Pattern claims require a grep, not a single example. Before asserting a code shape is "canonical," "the existing pattern," or "how the codebase does X," run git grep (or ripgrep) and count call sites. Cite the count ("12 of 13 modules use form X; one exception at path/to/file:NN") rather than a single example. A single-call-site citation establishes that the shape compiles, not that it is canonical — outliers look identical to canonical examples until you check the population.
Step 4 — Clarifying questions
List every underspecified decision (edge cases, error handling, scope boundaries, backward compatibility) and ask the user. Do not proceed until answered or the user delegates the call to you.
Step 5 — Architecture design
Choose the approach. Always include brief rationale — what alternatives were weighed and why they were set aside. For trivial choices one sentence suffices; no separate alternatives section is needed. Consult code-review, test-conventions, and verify-primary-sources if their domains are implicated.
External-pattern grounding. When the chosen approach invokes a pattern from external documentation (a library, framework, or vendor doc), quote the literal source lines that establish the pattern — not a paraphrase, not a summary, not the section heading. This extends Step 3's grep-the-population rule from in-codebase patterns to external sources. A capitalized pattern name ("the X pattern") lifted from prose without a verbatim source quote is a hazard: names crystallize an interpretation that may not match the source.
Lighter-alternatives subsection. If the chosen approach adopts a more powerful, invasive, or wider-scope mechanism than the task requires — a heavier abstraction, a more privileged execution context, a more complex coordination pattern, a more invasive integration — include a Lighter alternatives considered subsection in the plan.
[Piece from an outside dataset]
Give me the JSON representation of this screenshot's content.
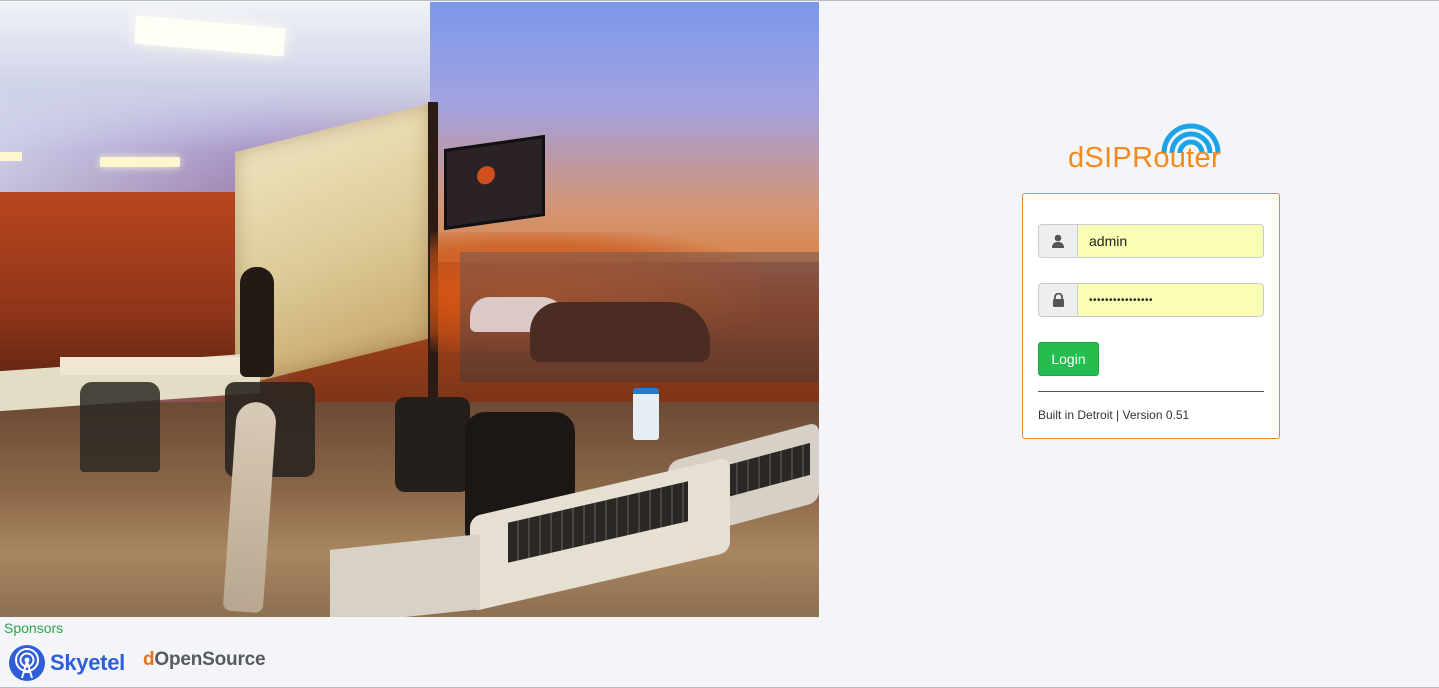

Enumerate at least two lighter primitives from the source documentation/system; for each, state in one sentence why it does not solve the problem. If you cannot find two lighter alternatives in the source, that itself is the signal that you have not read the source carefully enough — re-read with the specific question "what mechanisms exist that do NOT require this heavier choice?" before continuing.
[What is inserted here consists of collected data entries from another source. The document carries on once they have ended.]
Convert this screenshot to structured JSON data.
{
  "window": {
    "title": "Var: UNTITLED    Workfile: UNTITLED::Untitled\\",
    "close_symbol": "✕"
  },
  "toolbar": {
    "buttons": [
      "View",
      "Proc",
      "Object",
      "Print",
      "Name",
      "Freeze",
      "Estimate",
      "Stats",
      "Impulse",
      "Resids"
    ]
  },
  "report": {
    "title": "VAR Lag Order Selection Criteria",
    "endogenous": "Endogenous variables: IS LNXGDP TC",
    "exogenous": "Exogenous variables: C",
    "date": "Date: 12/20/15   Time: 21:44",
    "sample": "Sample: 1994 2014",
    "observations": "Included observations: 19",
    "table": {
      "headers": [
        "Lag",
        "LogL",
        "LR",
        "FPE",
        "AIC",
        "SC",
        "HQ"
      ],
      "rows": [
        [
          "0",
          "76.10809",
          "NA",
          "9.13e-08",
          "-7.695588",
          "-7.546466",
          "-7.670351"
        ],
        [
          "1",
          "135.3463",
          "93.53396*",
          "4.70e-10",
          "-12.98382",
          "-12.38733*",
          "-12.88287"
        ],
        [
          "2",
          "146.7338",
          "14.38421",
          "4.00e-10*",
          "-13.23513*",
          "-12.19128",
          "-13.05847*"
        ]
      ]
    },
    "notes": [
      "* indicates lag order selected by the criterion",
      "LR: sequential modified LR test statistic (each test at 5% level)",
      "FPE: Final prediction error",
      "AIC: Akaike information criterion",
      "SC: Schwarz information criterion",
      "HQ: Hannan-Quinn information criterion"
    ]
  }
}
Write the plan with these sections:
- Context — problem, why now, intended outcome (lead with a one-sentence goal)
- Approach — chosen design with rationale; note alternatives considered and why they were set aside (inline in this section, not a separate block)
- Critical files — paths to create/modify, with reuse opportunities (existing functions/utilities to call rather than reimplement)
- Verification — how to test end-to-end
- Out of scope — only if scope creep was observed
Effort sections optional; if present, describe review surface (file count, domain spread, risk concentration), never hours or days.
Step 6 — Hand off to /plan-review
Invoke /plan-review against the written plan file. Address any findings before presenting the plan to the user.
If plan mode is active: after /plan-review is clean and findings are addressed, call ExitPlanMode to request approval. The harness shows the plan file's contents in the approval UI; do not also ask conversationally.